No, an amount will not be included in the assessable income of Company B as a result of the issue by Company B to Company A of rights offer to acquire ordinary shares in Company B.

The offer will satisfy the exemption in section 59-40 of the ITAA 1997 and as a result will be considered non-assessable non-exempt income.

Question 8

No, Company A will not make a capital gain or capital loss as a result of not exercising the rights offer.

The rights are CGT assets, and given that Company A will not be exercising them, the rights will expire such that CGT event C2 happens.

As Company A does not give any money or property in acquiring the rights there is no cost base under section 110-25 of the ITAA 1997. Further there is no substituted market value cost base under paragraph 112-20(1)(a) of the ITAA 1997 as the granting of the rights by Company B (being options to acquire shares in Company B) does not constitute a CGT event happening (CGT event D2 does not happen to Company B per subsection 104-40(6) of the ITAA 1997; and CGT event C3 concerning the non-exercise of the rights is not an event under which you acquired the rights). Further paragraph 112-20(1)(c) of the ITAA 1997 is not applicable either because Company A was dealing at arm's length with Company B in connection with the acquisition of the rights, or because subsection 112-20(2) of the ITAA 1997 applies if it were not an arm's length dealing.

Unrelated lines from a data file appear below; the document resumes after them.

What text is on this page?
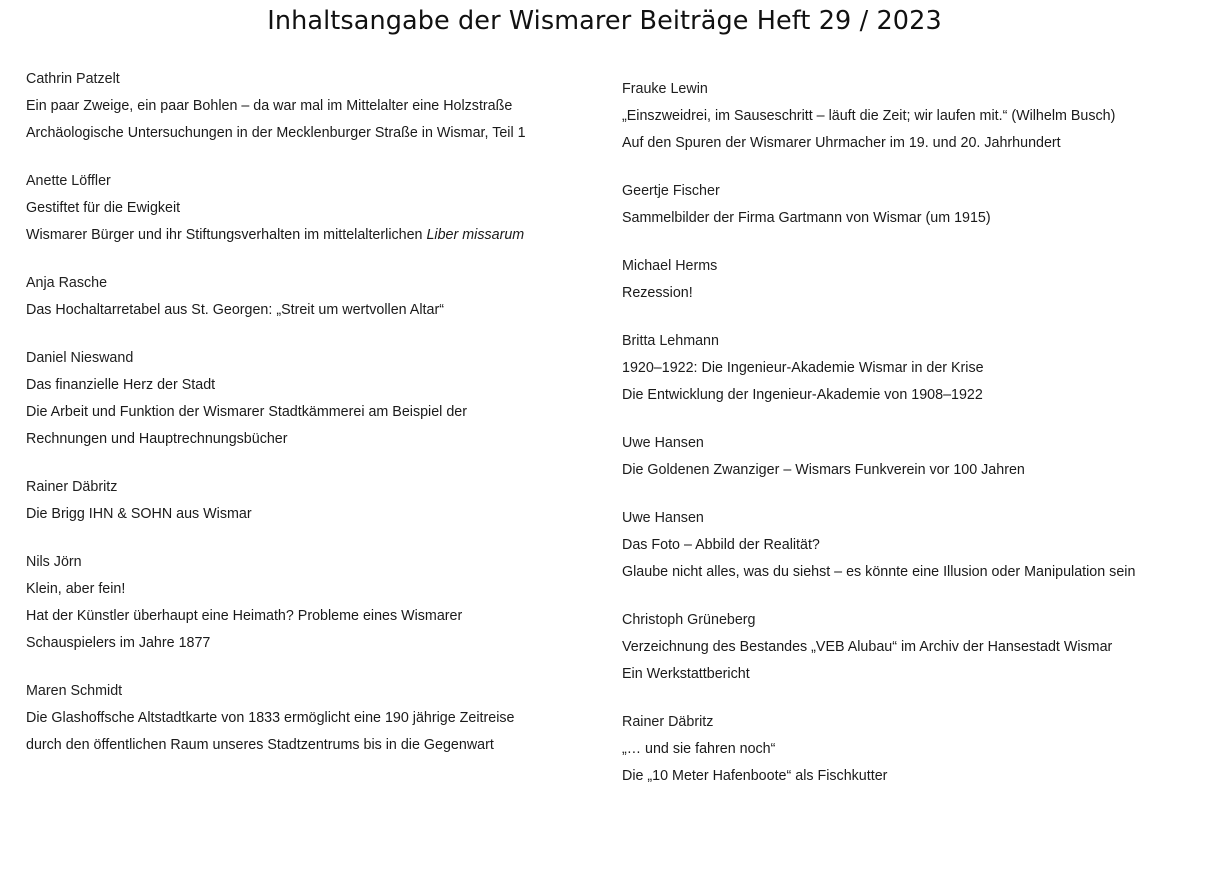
Inhaltsangabe der Wismarer Beiträge Heft 29 / 2023
Cathrin Patzelt
Ein paar Zweige, ein paar Bohlen – da war mal im Mittelalter eine Holzstraße
Archäologische Untersuchungen in der Mecklenburger Straße in Wismar, Teil 1
Anette Löffler
Gestiftet für die Ewigkeit
Wismarer Bürger und ihr Stiftungsverhalten im mittelalterlichen Liber missarum
Anja Rasche
Das Hochaltarretabel aus St. Georgen: „Streit um wertvollen Altar“
Daniel Nieswand
Das finanzielle Herz der Stadt
Die Arbeit und Funktion der Wismarer Stadtkämmerei am Beispiel der
Rechnungen und Hauptrechnungsbücher
Rainer Däbritz
Die Brigg IHN & SOHN aus Wismar
Nils Jörn
Klein, aber fein!
Hat der Künstler überhaupt eine Heimath? Probleme eines Wismarer
Schauspielers im Jahre 1877
Maren Schmidt
Die Glashoffsche Altstadtkarte von 1833 ermöglicht eine 190 jährige Zeitreise
durch den öffentlichen Raum unseres Stadtzentrums bis in die Gegenwart
Frauke Lewin
„Einszweidrei, im Sauseschritt – läuft die Zeit; wir laufen mit.“ (Wilhelm Busch)
Auf den Spuren der Wismarer Uhrmacher im 19. und 20. Jahrhundert
Geertje Fischer
Sammelbilder der Firma Gartmann von Wismar (um 1915)
Michael Herms
Rezession!
Britta Lehmann
1920–1922: Die Ingenieur-Akademie Wismar in der Krise
Die Entwicklung der Ingenieur-Akademie von 1908–1922
Uwe Hansen
Die Goldenen Zwanziger – Wismars Funkverein vor 100 Jahren
Uwe Hansen
Das Foto – Abbild der Realität?
Glaube nicht alles, was du siehst – es könnte eine Illusion oder Manipulation sein
Christoph Grüneberg
Verzeichnung des Bestandes „VEB Alubau“ im Archiv der Hansestadt Wismar
Ein Werkstattbericht
Rainer Däbritz
„… und sie fahren noch“
Die „10 Meter Hafenboote“ als Fischkutter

As Company A does not receive any money or property upon expiry of the rights upon CGT event C2 happening, there are no capital proceeds under section 116-20 of the ITAA 1997. Further pursuant to paragraph 116-30(3)(a) of the ITAA 1997 there is no substituted market value capital proceeds under s116-30 of the ITAA 1997.

Accordingly, there will be no capital gain or capital loss to Company A upon the rights expiring.